The fire spinner earned his stripes performing at Burning Man, the huge alternative culture event in Nevada.
NAVARRE — From the first time Shayne Julson saw a fire staff he knew he wanted to become a professional fire spinner.
Growing up he participated in martial arts and thought this seemed very similar, except with flames.
“I’m an adrenaline junkie,” Julson said. “When I picked up the fire staff, I never looked back.”
That happened at the end of 2014 when he met Jenica Huffman, who trained him. He has worked ever since to master the art and its different props, such as the fire staff, sword, 12-foot rope dart, hula hoops and a poi, which is a lot like a yo-yo.
“I practiced a lot without fire before I ever used a flame,” Julson said.
The 26-year-old Navarre resident has performed a lot since then, sometimes just for neighbors in Navarre, at weddings, holidays or at Gallery Night in Pensacola.
However, he said he felt he earned his stripes at the annual nine-day “Burning Man” event in Black Rock Desert in northwest Nevada. He and his wife, Bre, who is 20 and learning the art from her husband, performed there in August 2018 with a large group of performers in front of 75,000 to 90,000 people.

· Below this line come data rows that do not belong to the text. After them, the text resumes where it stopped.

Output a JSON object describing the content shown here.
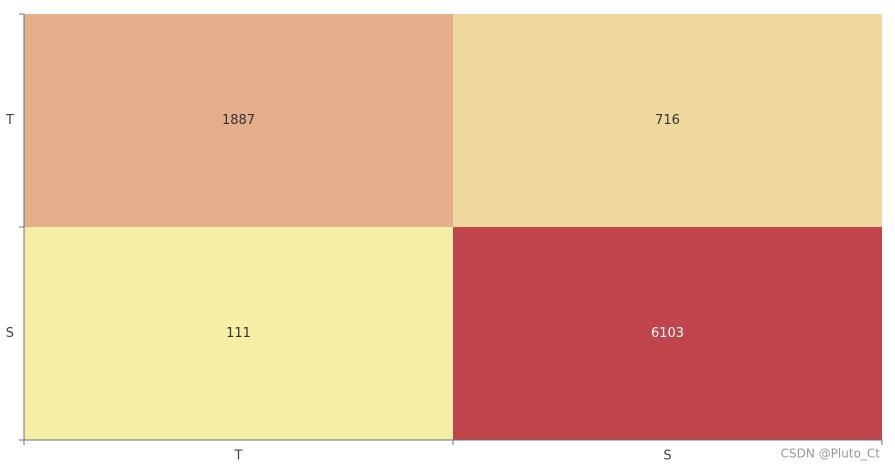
{
  "chart_data": {
    "type": "heatmap",
    "x_categories": [
      "T",
      "S"
    ],
    "y_categories": [
      "T",
      "S"
    ],
    "values": [
      [
        1887,
        716
      ],
      [
        111,
        6103
      ]
    ],
    "cell_colors": [
      [
        "#e3ae89",
        "#eed89d"
      ],
      [
        "#f5eea6",
        "#bf444c"
      ]
    ],
    "label_colors": [
      [
        "#333333",
        "#333333"
      ],
      [
        "#333333",
        "#ffffff"
      ]
    ]
  },
  "watermark": "CSDN @Pluto_Ct"
}
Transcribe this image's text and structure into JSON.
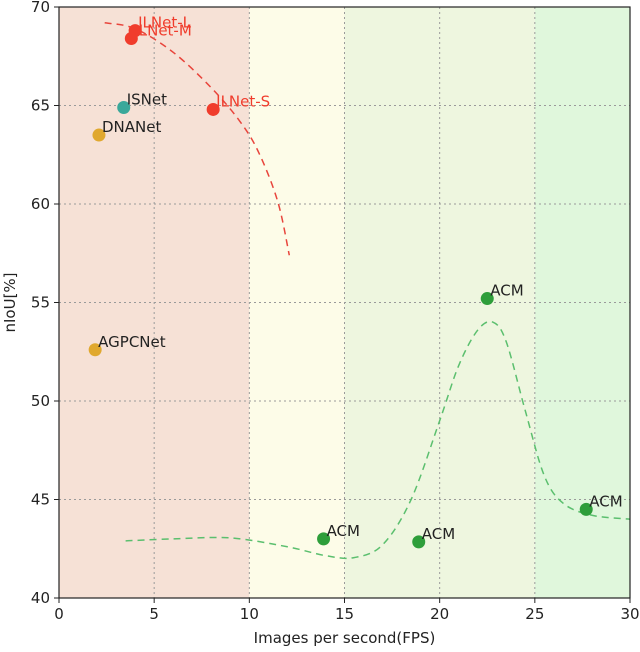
{
  "chart_data": {
    "type": "scatter",
    "xlabel": "Images per second(FPS)",
    "ylabel": "nIoU[%]",
    "xlim": [
      0,
      30
    ],
    "ylim": [
      40,
      70
    ],
    "xticks": [
      0,
      5,
      10,
      15,
      20,
      25,
      30
    ],
    "yticks": [
      40,
      45,
      50,
      55,
      60,
      65,
      70
    ],
    "grid": true,
    "background_bands": [
      {
        "x": [
          0,
          10
        ],
        "color": "#f6e1d6"
      },
      {
        "x": [
          10,
          15
        ],
        "color": "#fdfce8"
      },
      {
        "x": [
          15,
          25
        ],
        "color": "#eef6df"
      },
      {
        "x": [
          25,
          30
        ],
        "color": "#e0f7dc"
      }
    ],
    "points": [
      {
        "label": "ILNet-L",
        "x": 4.0,
        "y": 68.8,
        "color": "#f03c2c",
        "label_color": "#f03c2c"
      },
      {
        "label": "ILNet-M",
        "x": 3.8,
        "y": 68.4,
        "color": "#f03c2c",
        "label_color": "#f03c2c"
      },
      {
        "label": "ILNet-S",
        "x": 8.1,
        "y": 64.8,
        "color": "#f03c2c",
        "label_color": "#f03c2c"
      },
      {
        "label": "ISNet",
        "x": 3.4,
        "y": 64.9,
        "color": "#3aa89a",
        "label_color": "#222222"
      },
      {
        "label": "DNANet",
        "x": 2.1,
        "y": 63.5,
        "color": "#e0a82e",
        "label_color": "#222222"
      },
      {
        "label": "AGPCNet",
        "x": 1.9,
        "y": 52.6,
        "color": "#e0a82e",
        "label_color": "#222222"
      },
      {
        "label": "ACM",
        "x": 22.5,
        "y": 55.2,
        "color": "#2e9e3a",
        "label_color": "#222222"
      },
      {
        "label": "ACM",
        "x": 13.9,
        "y": 43.0,
        "color": "#2e9e3a",
        "label_color": "#222222"
      },
      {
        "label": "ACM",
        "x": 18.9,
        "y": 42.85,
        "color": "#2e9e3a",
        "label_color": "#222222"
      },
      {
        "label": "ACM",
        "x": 27.7,
        "y": 44.5,
        "color": "#2e9e3a",
        "label_color": "#222222"
      }
    ],
    "trend_lines": [
      {
        "color": "#e8453c",
        "style": "dashed",
        "x": [
          2.4,
          4.0,
          6.0,
          8.0,
          9.5,
          10.5,
          11.5,
          12.1
        ],
        "y": [
          69.2,
          68.9,
          67.7,
          65.9,
          64.2,
          62.6,
          60.1,
          57.4
        ]
      },
      {
        "color": "#5bbf6e",
        "style": "dashed",
        "x": [
          3.5,
          6.0,
          9.0,
          12.0,
          14.0,
          15.5,
          17.0,
          18.5,
          20.0,
          21.0,
          22.0,
          22.8,
          23.5,
          24.5,
          25.5,
          26.5,
          28.0,
          30.0
        ],
        "y": [
          42.9,
          43.0,
          43.05,
          42.6,
          42.15,
          42.05,
          42.7,
          45.0,
          49.0,
          51.8,
          53.6,
          54.0,
          53.0,
          49.5,
          46.2,
          44.8,
          44.2,
          44.0
        ]
      }
    ]
  }
}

Tickets for the event range from $425 to $1,400.
“It’s in the middle of the desert,” Shayne said. “I said to myself, ’I need to go experience that.’”

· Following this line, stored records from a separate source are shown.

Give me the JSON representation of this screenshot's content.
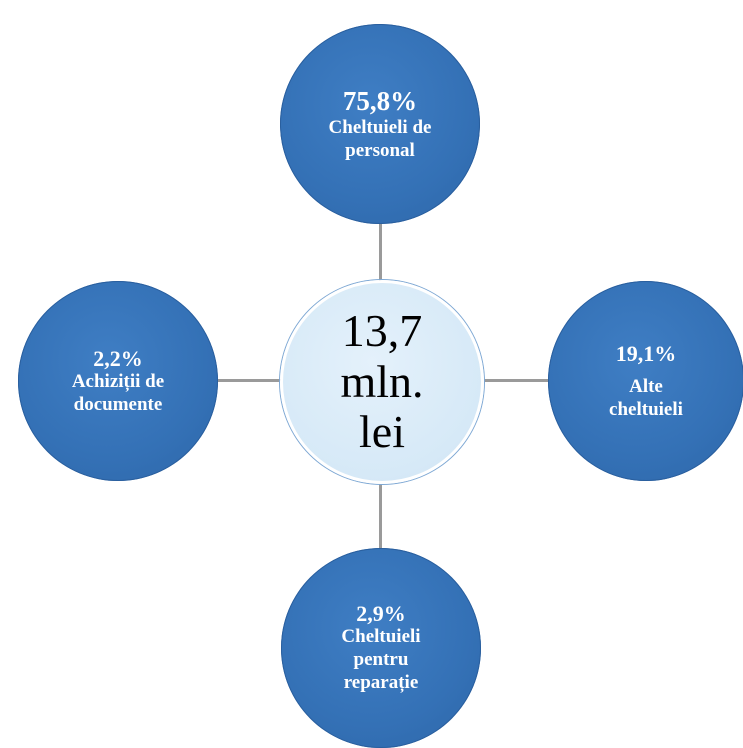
{
  "center": {
    "text": "13,7\nmln.\nlei",
    "color": "#d6e9f7"
  },
  "nodes": {
    "top": {
      "percent": "75,8%",
      "label": "Cheltuieli de\npersonal"
    },
    "left": {
      "percent": "2,2%",
      "label": "Achiziții de\ndocumente"
    },
    "right": {
      "percent": "19,1%",
      "label": "Alte\ncheltuieli"
    },
    "bottom": {
      "percent": "2,9%",
      "label": "Cheltuieli\npentru\nreparație"
    }
  },
  "colors": {
    "node": "#3471b6",
    "connector": "#9a9a9a",
    "node_text": "#ffffff"
  }
}
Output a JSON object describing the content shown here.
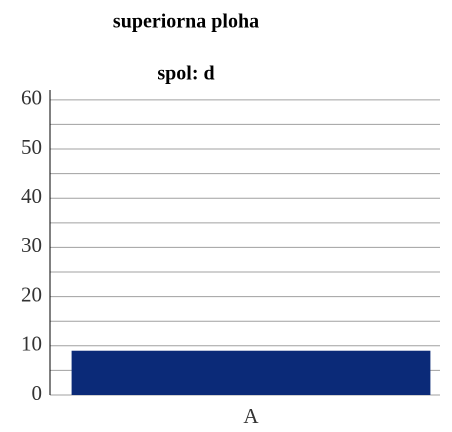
{
  "chart_data": {
    "type": "bar",
    "title": "superiorna ploha",
    "subtitle": "spol: d",
    "categories": [
      "A"
    ],
    "values": [
      9
    ],
    "color": "#0b2a78",
    "ylim": [
      0,
      62
    ],
    "yticks": [
      0,
      10,
      20,
      30,
      40,
      50,
      60
    ],
    "minor_yticks": [
      5,
      15,
      25,
      35,
      45,
      55
    ],
    "grid": true
  }
}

He discovered the flames in the arid climate burned “twice as big and twice as long.”
He also discovered “Burning Man“ was ”intoxicating.“
Bre said becoming a proficient fire spinner or flow artist, as they’re called, is something she knew she wanted to do immediately.

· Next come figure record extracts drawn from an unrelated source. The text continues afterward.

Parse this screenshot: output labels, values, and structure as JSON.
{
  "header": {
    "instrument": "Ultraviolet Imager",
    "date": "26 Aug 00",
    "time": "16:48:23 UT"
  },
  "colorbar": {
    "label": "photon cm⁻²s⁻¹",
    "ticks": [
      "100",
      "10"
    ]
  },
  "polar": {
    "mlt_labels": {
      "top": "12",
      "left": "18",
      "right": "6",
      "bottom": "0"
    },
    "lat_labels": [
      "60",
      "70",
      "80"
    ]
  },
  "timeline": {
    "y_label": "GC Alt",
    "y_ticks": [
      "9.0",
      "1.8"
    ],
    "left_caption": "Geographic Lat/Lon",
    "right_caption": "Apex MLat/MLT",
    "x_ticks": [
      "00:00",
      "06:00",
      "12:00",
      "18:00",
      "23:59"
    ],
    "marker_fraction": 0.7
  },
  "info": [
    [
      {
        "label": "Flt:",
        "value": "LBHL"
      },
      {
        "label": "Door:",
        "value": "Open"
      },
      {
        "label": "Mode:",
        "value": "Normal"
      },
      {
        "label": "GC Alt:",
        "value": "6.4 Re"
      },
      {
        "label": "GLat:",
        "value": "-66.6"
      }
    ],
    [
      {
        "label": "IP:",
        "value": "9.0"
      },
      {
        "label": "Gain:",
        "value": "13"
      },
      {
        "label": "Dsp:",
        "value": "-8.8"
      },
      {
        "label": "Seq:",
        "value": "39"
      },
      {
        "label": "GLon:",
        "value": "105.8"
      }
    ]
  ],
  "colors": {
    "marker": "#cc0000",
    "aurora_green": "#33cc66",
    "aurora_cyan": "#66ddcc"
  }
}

“He said two years ago now, ’Do you want to see a cool hobby I have?’ I said, ’Yeah, sure,’” Bre said. “I used to twirl a baton, so I’ve done something similar like that before. I’ve always been a daredevil. I said, ’Teach me, right now.’”
The couple who have a baby boy, Chase, now often perform together. They call themselves the Fireflys, although Bre is still mastering the skills and the safety measures. They recently posted about their act on Facebook and have received interest from various groups and events, such as the Navarre Beach Mardi Gras Parade.
Shayne follows some important rules to keep from getting burned. For example, he lights his props over an open fire. Shayne emphasizes doing a “spinoff” or “burnoff” to remove excess fuel from the props. He always makes sure someone who is not performing monitors the show for safety. He also highly recommends wearing cotton or wool when performing because they are the most fire-resistant materials. And he never lets audience members participate, unless he knows they know how to handle performing with fire.
Shayne also wears a Kevlar-cotton blend sleeve over his forearm because twirling his sword makes the “flames big right in your face” and they can travel up your arms.
Additionally, he makes all his own props. For, example he made his fire staff out of galvanized aluminum because it does not conduct heat.
Still, he accepts the inherent danger in playing with fire. He has gotten his share of nicks, cuts and burns, while performing. At the “Burning Man,” Shayne severely burned his wrist twirling flaming hula hoops.
“It’s such a risk,” Shayne said. “You have to focus on it. It’s dangerous.”
WHEN: 5 p.m. Friday
WHERE: Broussard’s of Navarre Beach at 8649 Gulf Blvd.